Statistical Approaches in Learning Theory: boosting and ranking.

Authors Publication date
2006
Publication type
Manuscrit for French Habilitation à Diriger des Recherches (HDR)
Summary Statistical Learning Theory has been growing rapidly the last ten years. The introduction of efficient classification algorithms, such as boosting and Support Vector Machines, coping with high-dimensional data, generated new questions that Vapnik-Chervonenkis (VC) theory could not answer. The Empirical Risk Minimization principle does not account for practical learning algorithms and the VC dimension is not the appropriate concept to explain the generalization ability of such methods. In the first chapter, we recall the interpretations of boosting algorithms as implementations of convex risk minimization principles and we study their properties under this viewpoint. In particular, we show the importance of regularization in order to obtain consistent strategies. We also develop a new class of algorithms called the Mirror Averaging Algorithm and we evaluate their performance through simulation experiments. After presenting the fundamental ideas underlying boosting, we study, in the second chapter, more advanced issues such as oracle inequalities.

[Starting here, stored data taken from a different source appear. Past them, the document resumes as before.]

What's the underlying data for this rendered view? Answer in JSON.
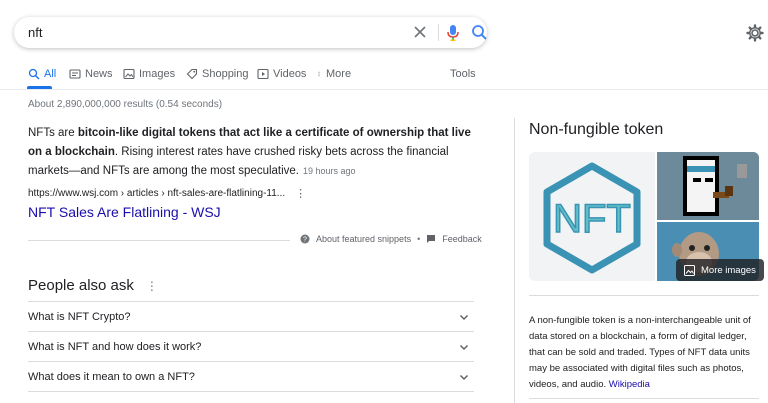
{
  "search": {
    "query": "nft"
  },
  "tabs": [
    {
      "label": "All",
      "icon": "search-icon"
    },
    {
      "label": "News",
      "icon": "news-icon"
    },
    {
      "label": "Images",
      "icon": "image-icon"
    },
    {
      "label": "Shopping",
      "icon": "tag-icon"
    },
    {
      "label": "Videos",
      "icon": "video-icon"
    },
    {
      "label": "More",
      "icon": "kebab-icon"
    }
  ],
  "tools_label": "Tools",
  "result_stats": "About 2,890,000,000 results (0.54 seconds)",
  "featured_snippet": {
    "text_part1": "NFTs are ",
    "text_bold1": "bitcoin-like digital tokens that act like a certificate of ownership that live on a blockchain",
    "text_part2": ". Rising interest rates have crushed risky bets across the financial markets—and NFTs are among the most speculative.",
    "age": "19 hours ago",
    "cite": "https://www.wsj.com › articles › nft-sales-are-flatlining-11...",
    "title": "NFT Sales Are Flatlining - WSJ",
    "about_label": "About featured snippets",
    "separator": "•",
    "feedback_label": "Feedback"
  },
  "people_also_ask": {
    "heading": "People also ask",
    "questions": [
      "What is NFT Crypto?",
      "What is NFT and how does it work?",
      "What does it mean to own a NFT?"
    ]
  },
  "knowledge_panel": {
    "title": "Non-fungible token",
    "logo_text": "NFT",
    "more_images_label": "More images",
    "description": "A non-fungible token is a non-interchangeable unit of data stored on a blockchain, a form of digital ledger, that can be sold and traded. Types of NFT data units may be associated with digital files such as photos, videos, and audio. ",
    "source_link": "Wikipedia"
  },
  "colors": {
    "accent": "#1a73e8",
    "link": "#1a0dab",
    "logo": "#3a93b4"
  }
}
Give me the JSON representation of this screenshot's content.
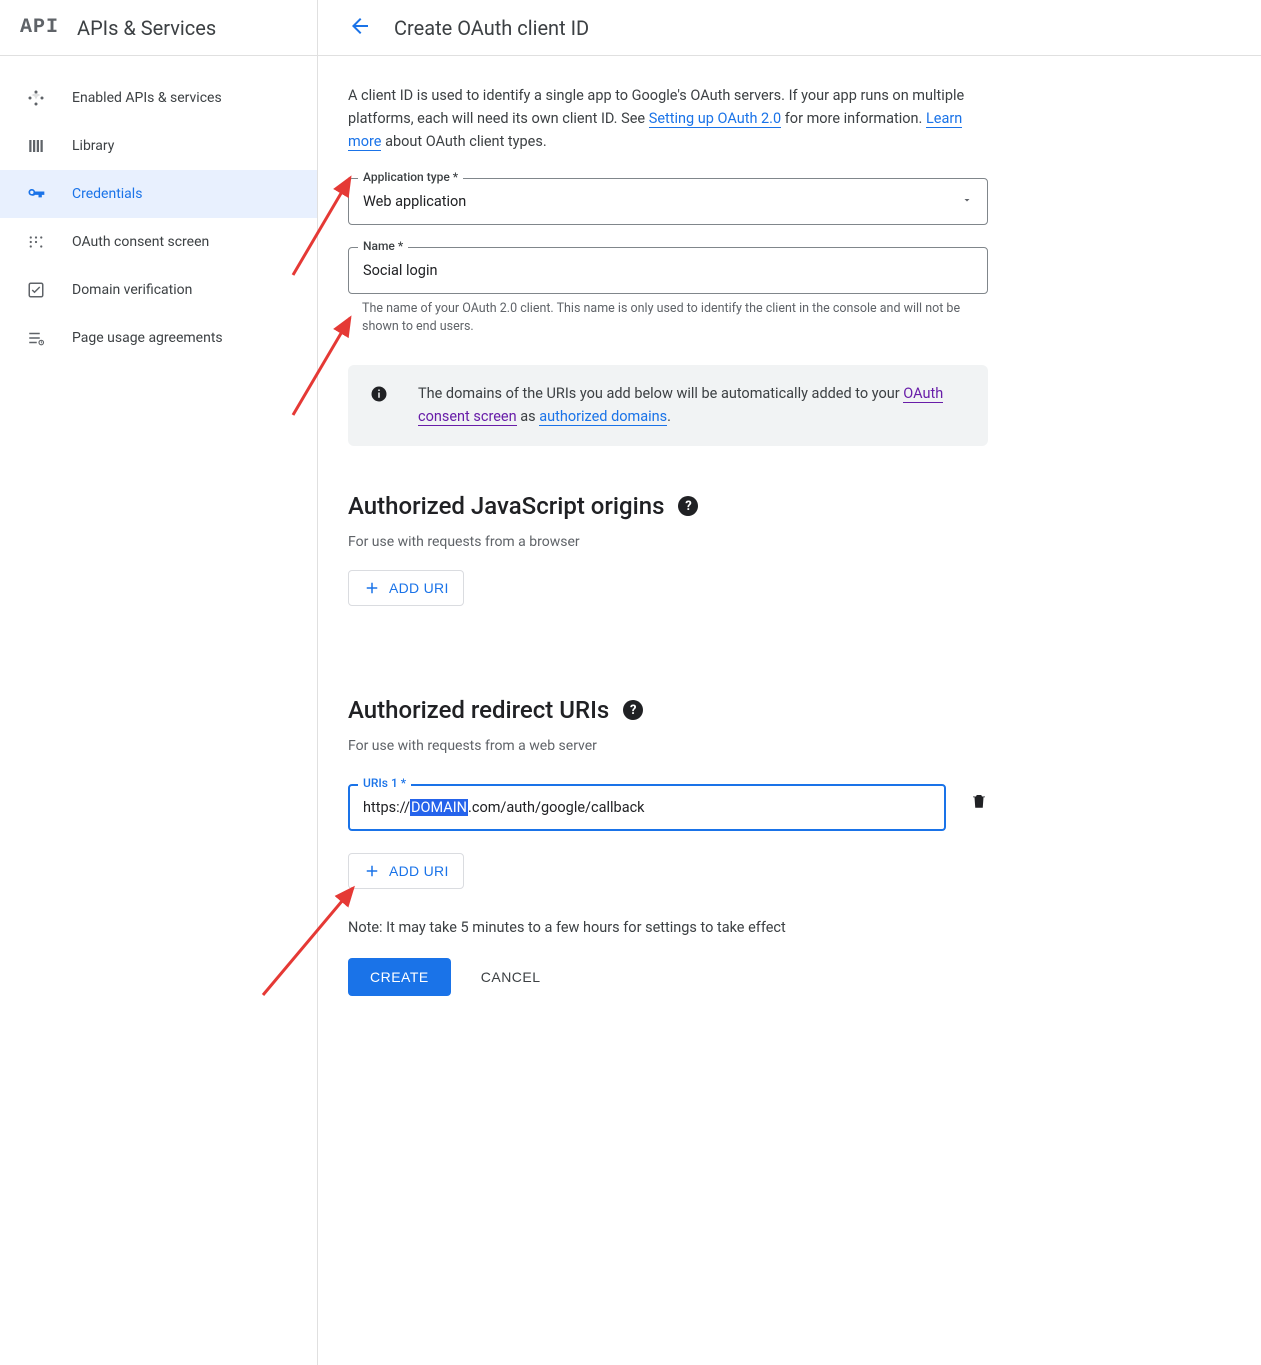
{
  "sidebar": {
    "logo": "API",
    "title": "APIs & Services",
    "items": [
      {
        "label": "Enabled APIs & services"
      },
      {
        "label": "Library"
      },
      {
        "label": "Credentials"
      },
      {
        "label": "OAuth consent screen"
      },
      {
        "label": "Domain verification"
      },
      {
        "label": "Page usage agreements"
      }
    ]
  },
  "header": {
    "title": "Create OAuth client ID"
  },
  "intro": {
    "part1": "A client ID is used to identify a single app to Google's OAuth servers. If your app runs on multiple platforms, each will need its own client ID. See ",
    "link1": "Setting up OAuth 2.0",
    "part2": " for more information. ",
    "link2": "Learn more",
    "part3": " about OAuth client types."
  },
  "form": {
    "appType": {
      "label": "Application type *",
      "value": "Web application"
    },
    "name": {
      "label": "Name *",
      "value": "Social login",
      "helper": "The name of your OAuth 2.0 client. This name is only used to identify the client in the console and will not be shown to end users."
    }
  },
  "banner": {
    "part1": "The domains of the URIs you add below will be automatically added to your ",
    "link1": "OAuth consent screen",
    "mid": " as ",
    "link2": "authorized domains",
    "end": "."
  },
  "jsOrigins": {
    "title": "Authorized JavaScript origins",
    "desc": "For use with requests from a browser",
    "addBtn": "ADD URI"
  },
  "redirect": {
    "title": "Authorized redirect URIs",
    "desc": "For use with requests from a web server",
    "uri1": {
      "label": "URIs 1 *",
      "pre": "https://",
      "sel": "DOMAIN",
      "post": ".com/auth/google/callback"
    },
    "addBtn": "ADD URI"
  },
  "note": "Note: It may take 5 minutes to a few hours for settings to take effect",
  "actions": {
    "create": "CREATE",
    "cancel": "CANCEL"
  }
}
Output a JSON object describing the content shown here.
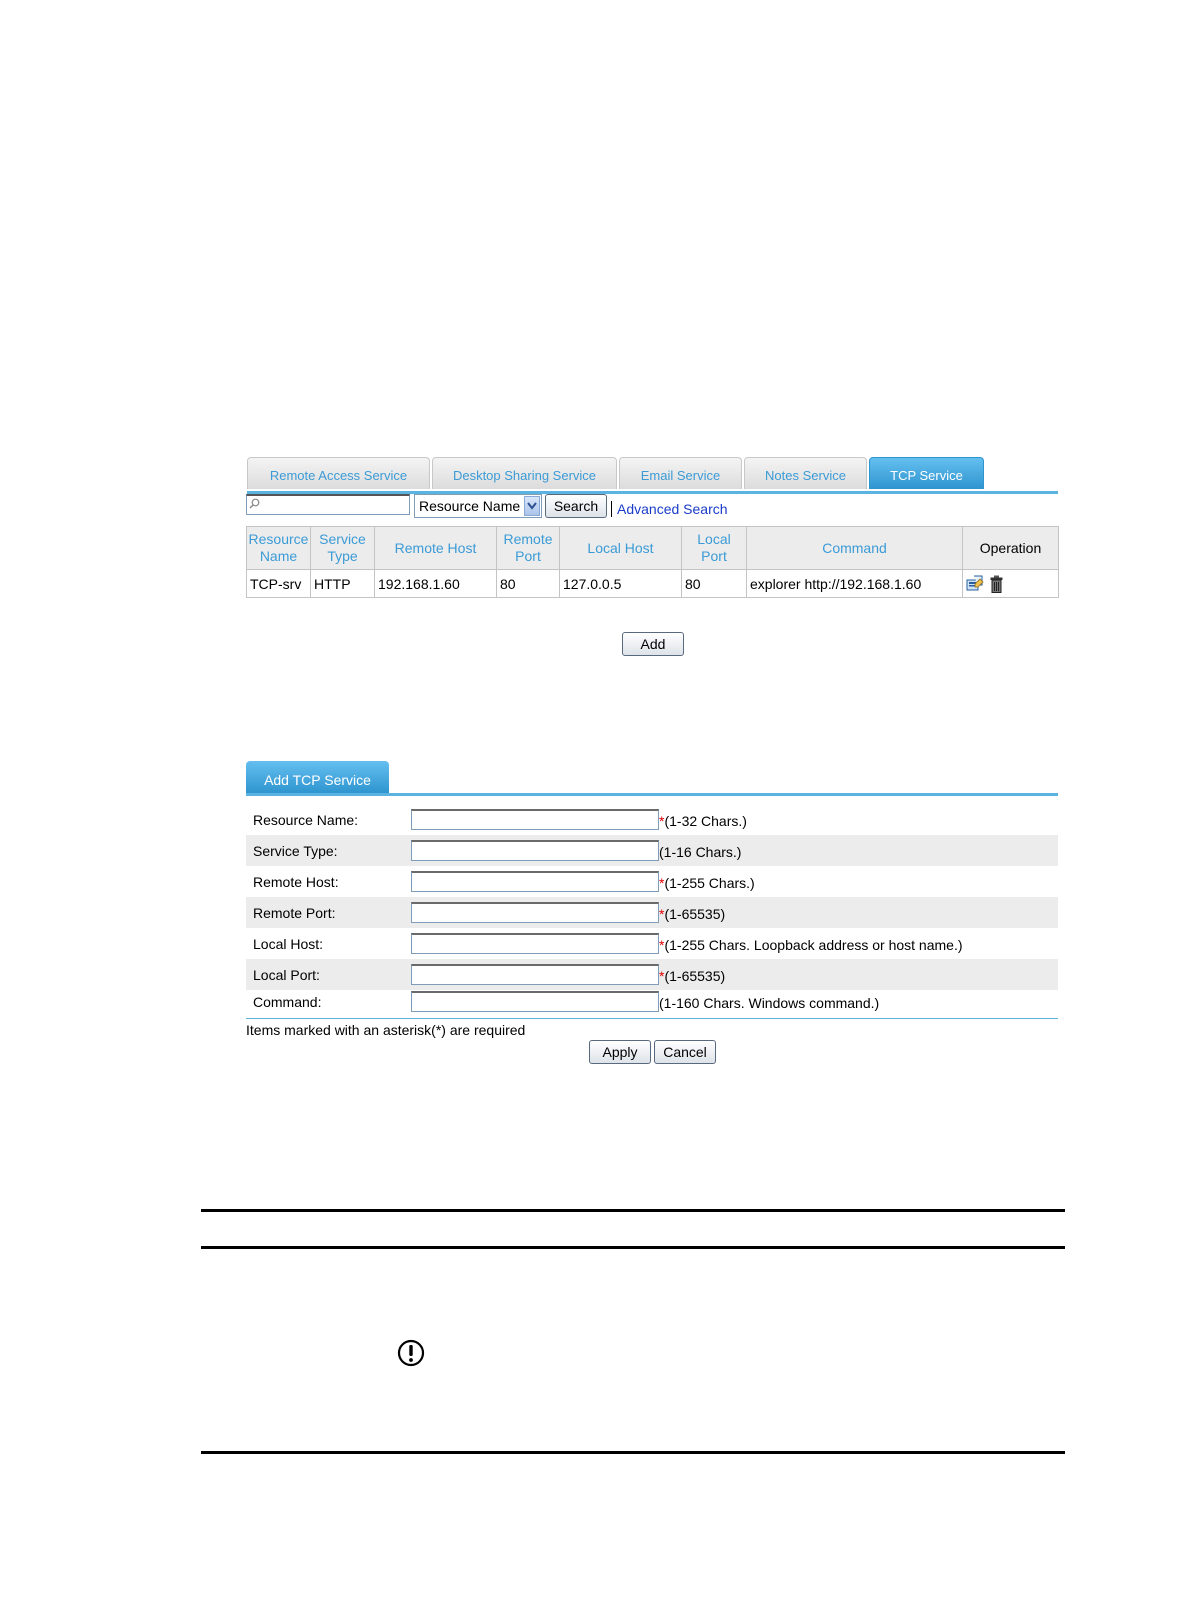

Thus, we propose some fine calibration of the penalty function according to the cost function being used and present non-asymptotic results on the performance of penalized boosting estimators, with refinements such as fast rates of convergence under Mammen-Tsybakov margin conditions. We also describe the approximation properties of boosting using decision stumps. The third chapter explores the ranking problem. In applications such as information retrieval or credit scoring, ranking the instances can be much more significant than simply classifying them. We propose a simple formulation of this problem in which ranking is equivalent to classification with pairs of observations. The difference lies in the nature of the empirical risks which take the form of U-statistics and we develop classification theory in order to fit with this framework. We also investigate the possibilities of generalizing the ranking error in order to include priors on the ranking we are aiming at, for instance, when we want to focus only on the "best" instances.